L’incident continue de faire couler encre et salive sur la toile. Ce 10 mai, la nouvelle ministre de l’aviation civile, du transport et de la météorologie nationale, Mme Baiwong Djibergui Rosine Amane, invitée à dire le serment confessionnel a refusé de se plier à l’exercice proposant de signer un engagement écrit.

La proposition sera rejetée et la ministre limogée sur le champ. Aussitôt après, la toile s’est embrasée, d’un côté les anti 4ème République qui en ont fait du pain béni, de l’autre les défenseurs qui, d’une part rappellent que dame Rosine reste un membre du système, d’autre part appellent à un châtiment exemplaire face à ce qu’ils considèrent comme de l’outrecuidance.

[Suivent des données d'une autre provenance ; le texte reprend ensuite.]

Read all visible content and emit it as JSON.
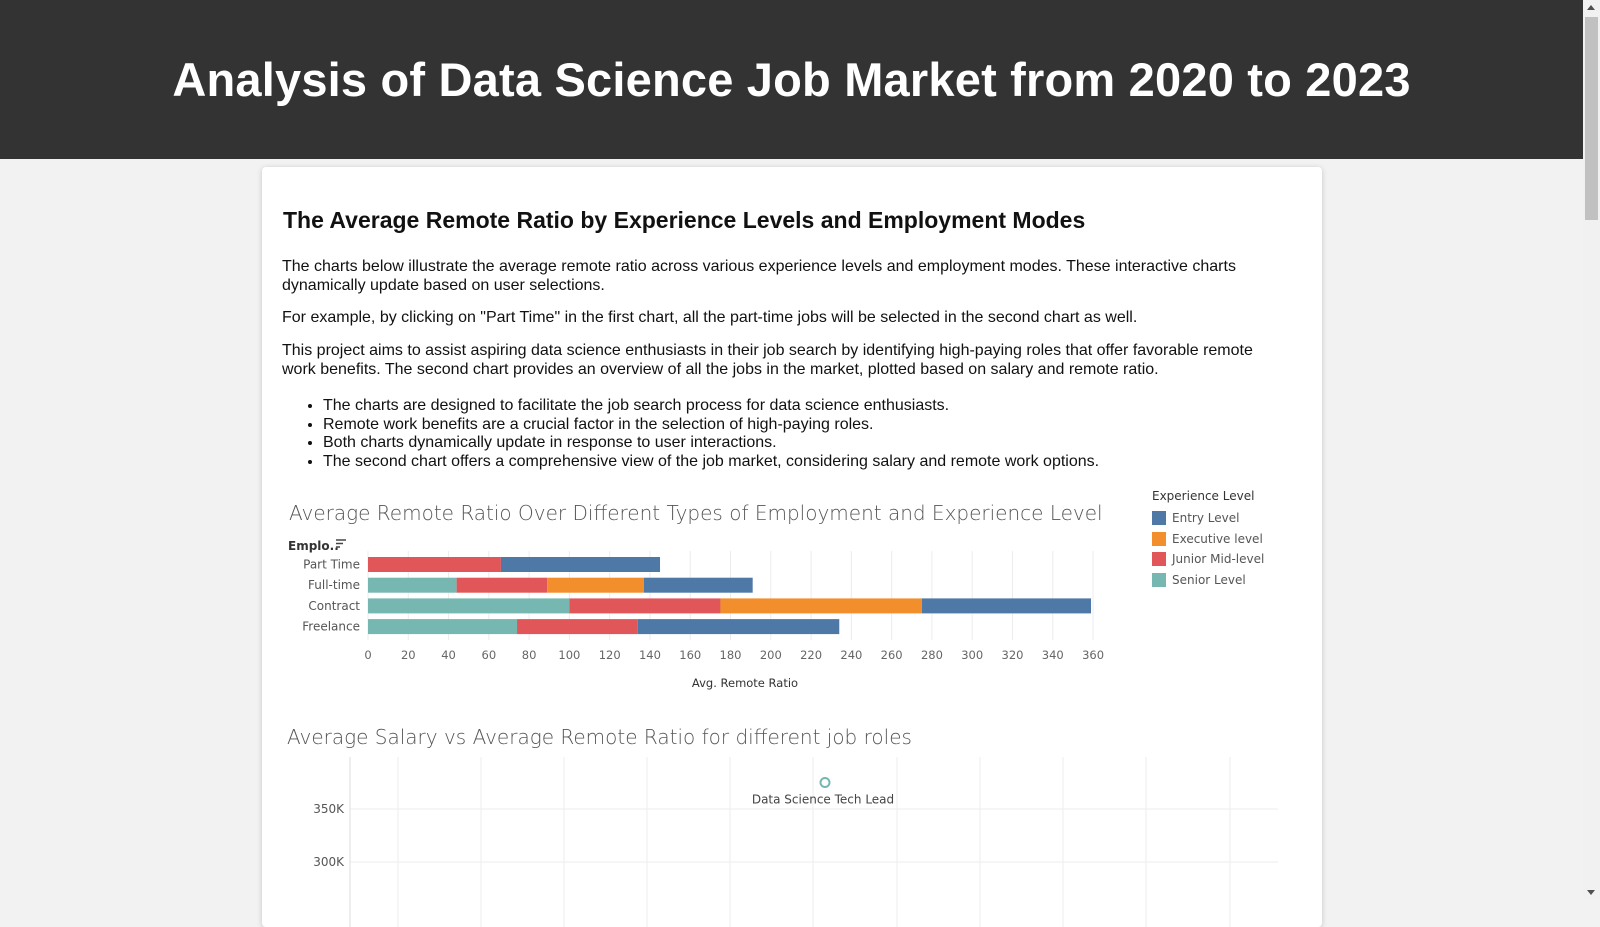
{
  "page": {
    "title": "Analysis of Data Science Job Market from 2020 to 2023"
  },
  "content": {
    "heading": "The Average Remote Ratio by Experience Levels and Employment Modes",
    "paragraphs": [
      "The charts below illustrate the average remote ratio across various experience levels and employment modes. These interactive charts dynamically update based on user selections.",
      "For example, by clicking on \"Part Time\" in the first chart, all the part-time jobs will be selected in the second chart as well.",
      "This project aims to assist aspiring data science enthusiasts in their job search by identifying high-paying roles that offer favorable remote work benefits. The second chart provides an overview of all the jobs in the market, plotted based on salary and remote ratio."
    ],
    "bullets": [
      "The charts are designed to facilitate the job search process for data science enthusiasts.",
      "Remote work benefits are a crucial factor in the selection of high-paying roles.",
      "Both charts dynamically update in response to user interactions.",
      "The second chart offers a comprehensive view of the job market, considering salary and remote work options."
    ]
  },
  "chart_data": [
    {
      "type": "bar",
      "orientation": "horizontal",
      "stacked": true,
      "title": "Average Remote Ratio Over Different Types of Employment and Experience Level",
      "row_header": "Emplo..",
      "xlabel": "Avg. Remote Ratio",
      "xlim": [
        0,
        370
      ],
      "x_ticks": [
        0,
        20,
        40,
        60,
        80,
        100,
        120,
        140,
        160,
        180,
        200,
        220,
        240,
        260,
        280,
        300,
        320,
        340,
        360
      ],
      "grid": true,
      "legend_title": "Experience Level",
      "legend_position": "right",
      "categories": [
        "Part Time",
        "Full-time",
        "Contract",
        "Freelance"
      ],
      "series": [
        {
          "name": "Senior Level",
          "color": "#76b7b2",
          "values": [
            0,
            44,
            100,
            74
          ]
        },
        {
          "name": "Junior Mid-level",
          "color": "#e15759",
          "values": [
            66,
            45,
            75,
            60
          ]
        },
        {
          "name": "Executive level",
          "color": "#f28e2b",
          "values": [
            0,
            48,
            100,
            0
          ]
        },
        {
          "name": "Entry Level",
          "color": "#4e79a7",
          "values": [
            79,
            54,
            84,
            100
          ]
        }
      ],
      "legend_order": [
        "Entry Level",
        "Executive level",
        "Junior Mid-level",
        "Senior Level"
      ]
    },
    {
      "type": "scatter",
      "title": "Average Salary vs Average Remote Ratio for different job roles",
      "y_ticks": [
        "350K",
        "300K"
      ],
      "grid": true,
      "points": [
        {
          "label": "Data Science Tech Lead",
          "y": 375000,
          "color": "#76b7b2"
        }
      ]
    }
  ]
}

Mais le propos de cet éditorial n’est ni la polémique sur l’opportunité de prêter serment sur les livres saints, moins encore sur la nécessité d’une nouvelle République dans le contexte actuel. Il vise à saluer le courage de cette dame qui, quelque soit ses motivations profondes, a eu le courage de dire non, sachant bien le risque qu’elle encourt en osant une telle offense.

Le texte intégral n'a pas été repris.